La passione per il vino ti porta anche ad eleggere luoghi del cuore, territori dove torni con regolarità e che in qualche modo senti che ti “appartengono”. Tra i miei luoghi del cuore, insieme a Dolceacqua, un posto speciale è riservato a Mamoiada.
A Mamoiada sono quattro anni che ci vado almeno per un paio di giorni a luglio, e anche quest’anno non ho fatto eccezione.
Quest’anno è stata come sempre una bellissima visita, un sentirsi a casa, un cogliere lo spirito di chi fa il vino di Mamoiada. A Mamoiada il vino è parte integrante della cultura e della comunità locale. È in forte crescita il desiderio di renderlo sempre più parte della vita del paese, integrando l’identità locale con quella del vino locale.
Quando torno a Mamoiada rivedo amici come Piergraziano Sanna, Marco Canneddu, Francesco Cadinu, Simone Sedilesu, i quali, aiutato dall’indispensabile Andrea Cosseddu, frequento dall’inizio. Con loro più che degustare, si chiacchiera, si discute e….si condivide! Sì perché io viaggio sempre armato di borsa frigo e bottiglie 😊
Quest’anno ho rivisto con piacere anche Giovanni Ladu, Giovanni Sedilesu, Francesco Cisco Mulargiu, Mario Golosio ed ho incontrato produttori che non conoscevo, come Giorgio Gaia, dell’azienda Vinzas Altas, e Pietro Fadda della cantina Mussennore.

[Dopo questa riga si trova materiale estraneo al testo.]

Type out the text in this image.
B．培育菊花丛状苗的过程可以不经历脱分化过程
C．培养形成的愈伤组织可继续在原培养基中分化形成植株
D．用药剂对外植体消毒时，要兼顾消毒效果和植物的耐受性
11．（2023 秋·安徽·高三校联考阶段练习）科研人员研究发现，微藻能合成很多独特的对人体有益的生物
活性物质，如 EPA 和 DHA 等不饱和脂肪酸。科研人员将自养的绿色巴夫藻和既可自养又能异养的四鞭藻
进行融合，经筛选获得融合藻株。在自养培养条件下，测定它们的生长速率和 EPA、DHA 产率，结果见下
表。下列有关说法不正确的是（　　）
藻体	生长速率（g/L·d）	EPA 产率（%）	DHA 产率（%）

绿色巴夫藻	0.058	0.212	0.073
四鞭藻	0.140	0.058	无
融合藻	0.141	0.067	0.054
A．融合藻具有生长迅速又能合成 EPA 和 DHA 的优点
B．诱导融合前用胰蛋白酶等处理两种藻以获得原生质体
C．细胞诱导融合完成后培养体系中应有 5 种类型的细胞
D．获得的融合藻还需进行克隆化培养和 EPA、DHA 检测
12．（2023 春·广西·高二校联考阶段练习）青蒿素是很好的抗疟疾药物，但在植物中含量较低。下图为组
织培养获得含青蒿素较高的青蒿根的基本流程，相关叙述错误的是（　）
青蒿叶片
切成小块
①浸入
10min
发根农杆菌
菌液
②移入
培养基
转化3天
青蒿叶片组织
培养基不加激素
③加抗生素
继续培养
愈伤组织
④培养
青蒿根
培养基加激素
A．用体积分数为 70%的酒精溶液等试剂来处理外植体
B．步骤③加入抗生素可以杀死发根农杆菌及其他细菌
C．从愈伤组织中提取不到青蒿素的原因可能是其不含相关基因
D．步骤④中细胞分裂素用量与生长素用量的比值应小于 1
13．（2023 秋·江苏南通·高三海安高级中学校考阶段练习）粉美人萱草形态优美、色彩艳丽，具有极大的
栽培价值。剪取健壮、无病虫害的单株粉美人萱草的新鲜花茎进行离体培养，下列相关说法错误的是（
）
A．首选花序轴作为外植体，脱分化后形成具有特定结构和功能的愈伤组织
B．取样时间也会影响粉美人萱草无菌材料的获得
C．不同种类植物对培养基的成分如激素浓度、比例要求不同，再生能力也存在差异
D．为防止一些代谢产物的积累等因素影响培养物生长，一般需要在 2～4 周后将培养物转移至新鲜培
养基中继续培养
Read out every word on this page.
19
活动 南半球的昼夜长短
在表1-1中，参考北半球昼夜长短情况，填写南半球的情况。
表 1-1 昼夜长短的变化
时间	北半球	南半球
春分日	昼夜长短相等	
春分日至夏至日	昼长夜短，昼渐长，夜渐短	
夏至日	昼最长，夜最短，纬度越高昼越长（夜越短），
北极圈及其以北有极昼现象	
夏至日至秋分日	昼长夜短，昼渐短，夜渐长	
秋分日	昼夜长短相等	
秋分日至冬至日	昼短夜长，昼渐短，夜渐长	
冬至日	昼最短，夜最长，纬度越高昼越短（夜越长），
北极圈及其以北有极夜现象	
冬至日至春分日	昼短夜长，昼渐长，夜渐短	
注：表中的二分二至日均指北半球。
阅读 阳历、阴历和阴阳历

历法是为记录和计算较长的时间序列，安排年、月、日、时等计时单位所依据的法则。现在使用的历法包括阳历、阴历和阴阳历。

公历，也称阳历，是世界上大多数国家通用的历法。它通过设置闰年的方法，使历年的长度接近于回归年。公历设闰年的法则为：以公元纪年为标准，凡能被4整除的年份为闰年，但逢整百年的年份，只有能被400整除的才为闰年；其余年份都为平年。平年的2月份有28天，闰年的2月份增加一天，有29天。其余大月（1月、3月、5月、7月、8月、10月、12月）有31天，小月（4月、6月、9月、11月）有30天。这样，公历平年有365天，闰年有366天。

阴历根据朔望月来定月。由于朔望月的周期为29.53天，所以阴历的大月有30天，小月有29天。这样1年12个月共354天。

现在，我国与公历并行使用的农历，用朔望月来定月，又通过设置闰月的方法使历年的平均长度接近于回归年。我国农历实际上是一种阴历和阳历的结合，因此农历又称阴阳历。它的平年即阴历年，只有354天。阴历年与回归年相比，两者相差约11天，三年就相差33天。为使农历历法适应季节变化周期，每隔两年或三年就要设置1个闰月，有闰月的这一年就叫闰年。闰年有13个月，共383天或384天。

Ho assaggiato qualche vino? Certamente!


Il Cannonau rosato è una tipologia abbastanza nuova, ed il vitigno si presta a differenti interpretazioni:
il Maria Pettena della Cantina Sannas è un vino di struttura, di fruttini rossi, di freschezza viva, complesso e intenso; lo Zibbo rosato della Cantina Canneddu è un vino di intensità di frutto, dolcezza e freschezza insieme, grande densità e spessore; il S’Ena Manna di Giovanni Ladu è un rosato decisamente asciutto, fresco, sapido, fruttato leggero e molto minerale; il rosato Mussennore è un vino di grande finezza, floreale, anche lui di bella sapidità e freschezza.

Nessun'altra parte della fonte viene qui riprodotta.